Inés la seguía observando cuando la madrileña levantó la vista de nuevo. Ahora tenía una sonrisa amable. La brisa se había encargado de que un mechón de pelo se pusiera delante de su cara, tapándole parte de un ojo y de la nariz. Irene giró su cuerpo, esperando una respuesta, todavía sin entender porqué no se había ido a casa. Todavía sin entenderse.

—No lo sé. —Inés se encogió de hombros, bloqueando por fin su móvil y guardándolo en el bolso. — Lo único que sé es lo que no me apetece.

Fue Montero quien sacó su móvil del bolsillo unos segundos para observar la hora. Las 03:35 de la madrugada. Sabía que se arrepentiría al día siguiente, pero su cuerpo estaba anclado a ese banco. A ese momento.

—¿Me lo quieres contar? —Irene arqueó una ceja, esperando impaciente una respuesta de Inés.

—No quiero irme a casa. —Inés se mordió el labio, jugando con sus propios dedos, entremezclando una mano con la otra.
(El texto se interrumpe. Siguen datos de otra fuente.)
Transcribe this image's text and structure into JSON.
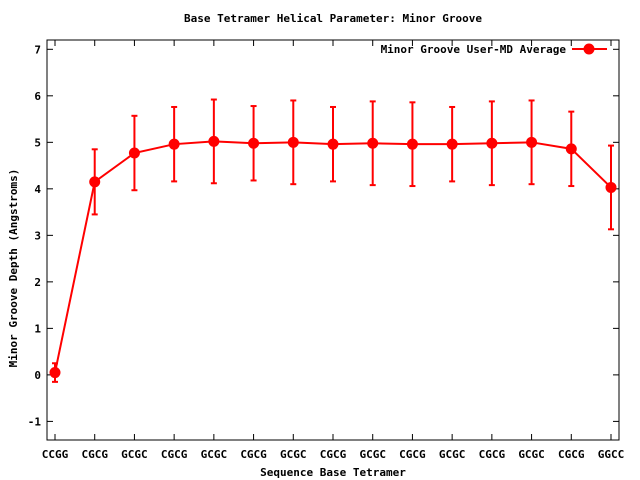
{
  "chart_data": {
    "type": "line",
    "title": "Base Tetramer Helical Parameter: Minor Groove",
    "xlabel": "Sequence Base Tetramer",
    "ylabel": "Minor Groove Depth (Angstroms)",
    "ylim": [
      -1.4,
      7.2
    ],
    "yticks": [
      -1,
      0,
      1,
      2,
      3,
      4,
      5,
      6,
      7
    ],
    "categories": [
      "CCGG",
      "CGCG",
      "GCGC",
      "CGCG",
      "GCGC",
      "CGCG",
      "GCGC",
      "CGCG",
      "GCGC",
      "CGCG",
      "GCGC",
      "CGCG",
      "GCGC",
      "CGCG",
      "GGCC"
    ],
    "grid": false,
    "legend_position": "top-right",
    "series": [
      {
        "name": "Minor Groove User-MD Average",
        "color": "#ff0000",
        "marker": "circle",
        "values": [
          0.05,
          4.15,
          4.77,
          4.96,
          5.02,
          4.98,
          5.0,
          4.96,
          4.98,
          4.96,
          4.96,
          4.98,
          5.0,
          4.86,
          4.03
        ],
        "error": [
          0.2,
          0.7,
          0.8,
          0.8,
          0.9,
          0.8,
          0.9,
          0.8,
          0.9,
          0.9,
          0.8,
          0.9,
          0.9,
          0.8,
          0.9
        ]
      }
    ]
  }
}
Agachó la vista con gesto inocente, como si estuviese cometiendo un pecado, como si fuese algo horrible confesar que no le apetecía subirse a dormir en su propio hogar.
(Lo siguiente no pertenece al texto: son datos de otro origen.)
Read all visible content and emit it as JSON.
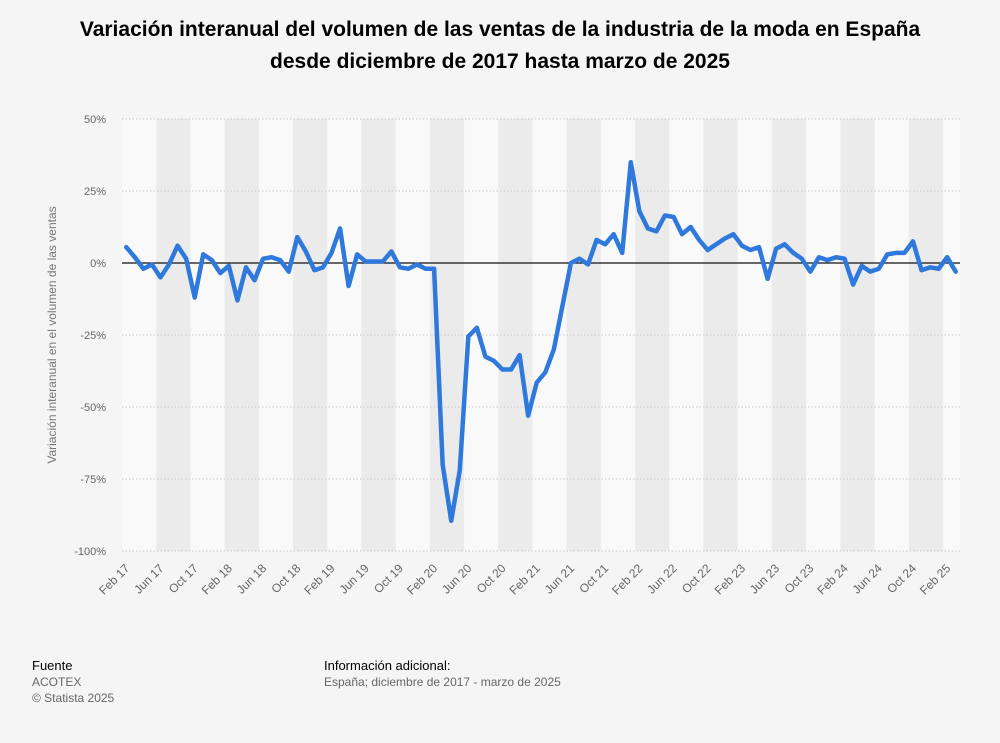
{
  "title_lines": [
    "Variación interanual del volumen de las ventas de la industria de la moda en España",
    "desde diciembre de 2017 hasta marzo de 2025"
  ],
  "footer": {
    "source_heading": "Fuente",
    "source_name": "ACOTEX",
    "copyright": "© Statista 2025",
    "info_heading": "Información adicional:",
    "info_text": "España; diciembre de 2017 - marzo de 2025"
  },
  "colors": {
    "line": "#2f78dc",
    "band": "#ebebeb",
    "plot_bg": "#f9f9f9",
    "grid": "#c8c8c8",
    "zero": "#111111",
    "tick_text": "#666666"
  },
  "chart_data": {
    "type": "line",
    "title": "Variación interanual del volumen de las ventas de la industria de la moda en España desde diciembre de 2017 hasta marzo de 2025",
    "ylabel": "Variación interanual en el volumen de las ventas",
    "xlabel": "",
    "ylim": [
      -100,
      50
    ],
    "grid": true,
    "y_ticks": [
      50,
      25,
      0,
      -25,
      -50,
      -75,
      -100
    ],
    "y_tick_labels": [
      "50%",
      "25%",
      "0%",
      "-25%",
      "-50%",
      "-75%",
      "-100%"
    ],
    "x_tick_labels": [
      "Feb 17",
      "Jun 17",
      "Oct 17",
      "Feb 18",
      "Jun 18",
      "Oct 18",
      "Feb 19",
      "Jun 19",
      "Oct 19",
      "Feb 20",
      "Jun 20",
      "Oct 20",
      "Feb 21",
      "Jun 21",
      "Oct 21",
      "Feb 22",
      "Jun 22",
      "Oct 22",
      "Feb 23",
      "Jun 23",
      "Oct 23",
      "Feb 24",
      "Jun 24",
      "Oct 24",
      "Feb 25"
    ],
    "series": [
      {
        "values": [
          5.5,
          2,
          -2,
          -0.5,
          -5,
          -0.5,
          6,
          1.5,
          -12,
          3,
          1,
          -3.5,
          -1,
          -13,
          -1.5,
          -6,
          1.5,
          2,
          1,
          -3,
          9,
          4,
          -2.5,
          -1.5,
          3.5,
          12,
          -8,
          3,
          0.5,
          0.5,
          0.5,
          4,
          -1.5,
          -2,
          -0.5,
          -2,
          -2,
          -70,
          -89.5,
          -72,
          -25.5,
          -22.5,
          -32.5,
          -34,
          -37,
          -37,
          -32,
          -53,
          -41.5,
          -38,
          -30,
          -15,
          0,
          1.5,
          -0.5,
          8,
          6.5,
          10,
          3.5,
          35,
          18,
          12,
          11,
          16.5,
          16,
          10,
          12.5,
          8,
          4.5,
          6.5,
          8.5,
          10,
          6,
          4.5,
          5.5,
          -5.5,
          5,
          6.5,
          3.5,
          1.5,
          -3,
          2,
          1,
          2,
          1.5,
          -7.5,
          -1,
          -3,
          -2,
          3,
          3.5,
          3.5,
          7.5,
          -2.5,
          -1.5,
          -2,
          2,
          -3
        ]
      }
    ]
  }
}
Irene la arropó en su mente. La comprendió. A ella tampoco le apetecía demasiado. Adoraba a sus hijos y quería mucho a Pablo, pero últimamente su vida se había convertido en una rutina estresante. No quería deshacerla, no quería cambiarla, en su mente seguía perpetua la idea de ver crecer a las tres criaturas que más quería en el mundo y compartirlo todo con ellas. Pero desde hacía unas semanas sentía la necesidad constante de escapar, de buscar otra cosa. Un refugio, un pasatiempo, algo que le hiciese olvidarse de quien era y de cuales eran sus responsabilidades. O alguien. Suspiró, mordiéndose ahora ella el labio y se levantó del banco, ofreciéndole la mano a Inés. Era la compañía que la vida le había puesto delante esa noche. Y pensaba aprovecharla.

—Vamos. —Insistió con un gesto, cerrando la mano un par de veces, insinuando que se la cogiera. Inés volvió a mirarla confusa, algo tímida.